Mycobacterium tuberculosis DevR/DosR Dormancy Regulator Activation Mechanism

Dispensability of Phosphorylation, Cooperativity and Essentiality of α10 Helix

Citation: Sharma S, Tyagi JS (2016) Mycobacterium tuberculosis DevR/DosR Dormancy Regulator Activation Mechanism: Dispensability of Phosphorylation, Cooperativity and Essentiality of α10 Helix. PLoS ONE 11(8): e0160723. doi:10.1371/journal.pone.0160723
Published: August 4, 2016

TB_CultureDevR/DosR is a well-characterized regulator in Mycobacterium tuberculosis which is implicated in various processes ranging from dormancy/persistence to drug tolerance. DevR induces the expression of an ~48-gene dormancy regulon in response to gaseous stresses, including hypoxia. Strains of the Beijing lineage constitutively express this regulon, which may confer upon them a significant advantage, since they would be ‘pre-adapted’ to the environmental stresses that predominate during infection. Aerobic DevR regulon expression in laboratory-manipulated overexpression strains is also reported. In both instances, the need for an inducing signal is bypassed. While a phosphorylation-mediated conformational change in DevR was proposed as the activation mechanism under hypoxia, the mechanism underlying constitutive expression is not understood. Because DevR is implicated in bacterial dormancy/persistence and is a promising drug target, it is relevant to resolve the mechanistic puzzle of hypoxic activation on one hand and constitutive expression under ‘non-inducing’ conditions on the other. Here, an overexpression strategy was employed to elucidate the DevR activation mechanism. Using a panel of kinase and transcription factor mutants, we establish that DevR, upon overexpression, circumvents DevS/DosT sensor kinase-mediated or small molecule phosphodonor-dependent activation, and also cooperativity-mediated effects, which are key aspects of hypoxic activation mechanism.
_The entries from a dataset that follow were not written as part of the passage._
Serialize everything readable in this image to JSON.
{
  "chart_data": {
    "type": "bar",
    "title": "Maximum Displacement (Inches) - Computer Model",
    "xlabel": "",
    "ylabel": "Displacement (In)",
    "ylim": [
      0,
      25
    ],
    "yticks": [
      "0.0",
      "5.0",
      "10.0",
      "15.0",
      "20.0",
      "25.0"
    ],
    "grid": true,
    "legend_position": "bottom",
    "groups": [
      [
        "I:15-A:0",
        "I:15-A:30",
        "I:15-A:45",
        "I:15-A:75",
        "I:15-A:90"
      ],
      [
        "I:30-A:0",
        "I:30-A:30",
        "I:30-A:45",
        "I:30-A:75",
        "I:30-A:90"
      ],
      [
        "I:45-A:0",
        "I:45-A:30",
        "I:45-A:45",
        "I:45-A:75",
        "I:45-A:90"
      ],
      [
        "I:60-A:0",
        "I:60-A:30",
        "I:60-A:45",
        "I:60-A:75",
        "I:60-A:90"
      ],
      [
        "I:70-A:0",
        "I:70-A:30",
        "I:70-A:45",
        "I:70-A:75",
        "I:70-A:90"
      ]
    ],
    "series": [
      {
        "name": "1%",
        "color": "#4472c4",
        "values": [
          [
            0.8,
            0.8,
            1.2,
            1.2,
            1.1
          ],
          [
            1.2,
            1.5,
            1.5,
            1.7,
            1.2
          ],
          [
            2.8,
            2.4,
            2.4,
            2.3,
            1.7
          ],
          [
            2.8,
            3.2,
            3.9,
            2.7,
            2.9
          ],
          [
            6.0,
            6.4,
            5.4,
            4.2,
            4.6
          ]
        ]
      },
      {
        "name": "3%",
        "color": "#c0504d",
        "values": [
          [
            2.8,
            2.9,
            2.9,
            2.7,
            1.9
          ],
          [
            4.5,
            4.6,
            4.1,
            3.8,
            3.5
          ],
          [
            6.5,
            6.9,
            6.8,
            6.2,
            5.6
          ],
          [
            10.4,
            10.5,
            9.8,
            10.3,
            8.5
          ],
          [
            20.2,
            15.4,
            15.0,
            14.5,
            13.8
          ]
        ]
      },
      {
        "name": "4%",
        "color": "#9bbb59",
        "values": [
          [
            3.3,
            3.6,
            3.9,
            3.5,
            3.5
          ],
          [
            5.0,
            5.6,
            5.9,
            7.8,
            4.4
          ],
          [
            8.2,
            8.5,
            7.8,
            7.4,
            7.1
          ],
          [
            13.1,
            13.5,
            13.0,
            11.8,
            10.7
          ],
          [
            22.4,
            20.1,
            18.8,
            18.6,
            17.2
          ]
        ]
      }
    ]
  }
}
However, overexpression failed to rescue the defect of C-terminal-truncated DevR lacking the α10 helix, establishing the α10 helix as an indispensable component of DevR activation mechanism. We propose that aerobic overexpression of DevR likely increases the concentration of α10 helix-mediated active dimer species to above the threshold level, as during hypoxia, and enables regulon expression. This advance in the understanding of DevR activation mechanism clarifies a long standing question as to the mechanism of DevR overexpression-mediated induction of the regulon in the absence of the normal environmental cue and establishes the α10 helix as an universal and pivotal targeting interface for DevR inhibitor development.